The critique extends to the wars themselves. Washington has spent liberally to arm Ukraine, prolonging its ability to resist Russia’s invasion. Critics argue that this support, while bolstering Kyiv’s defences, has entrenched the conflict and reduced incentives for either side to negotiate. A similar dynamic is visible in Israel, where American backing has been unwavering despite the rising civilian toll in Gaza. In both cases, Trump has failed to open credible channels for peace.


Trying to fight two wars and a tariff battle at once is a strategic overreach. Economic confrontation with trading partners distracts from the delicate diplomacy needed to end shooting wars. By alienating allies through tariffs, Trump risks narrowing the coalition that might help broker peace in Ukraine and the Middle East.


India’s diplomatic defiance is a case in point. New Delhi’s firm stance may embolden other countries to resist American pressure. For decades, America’s influence rested not just on military and economic might, but also on the perception that it championed a rules-based, democratic order. Tariff diktats, double standards and retreat from global development projects chip away at that image.

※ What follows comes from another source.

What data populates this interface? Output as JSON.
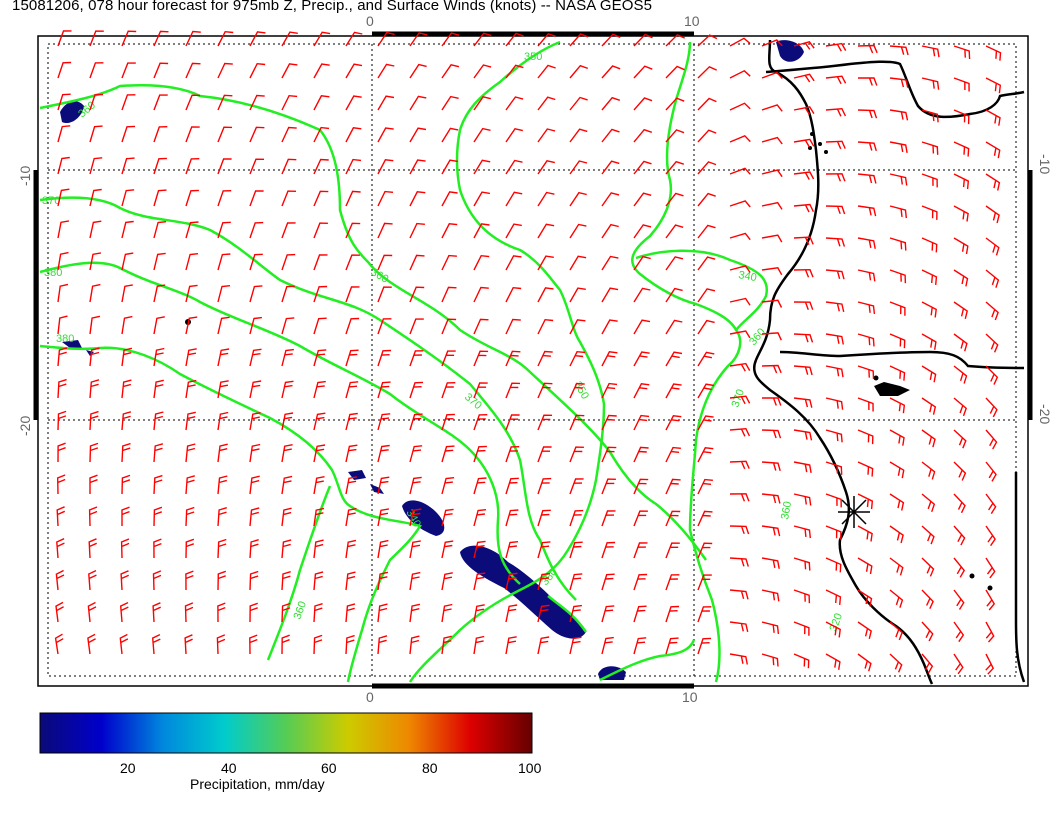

Trump still has time to alter course. Abandoning the tariff war would ease global economic strains and repair frayed alliances. But that would require a radical change in his mercurial temperament. It would mean less bluster, more listening; fewer ultimatums, more compromise.


For now, the trajectory is worrying. Tariffs, meant as a weapon to protect American jobs, risk damaging the economy, isolating the country and making it harder to tackle the very conflicts Trump promised to end. If the goal is to make America great again, history suggests greatness is achieved not by raising walls, whether of concrete or customs duties, but by building durable partnerships.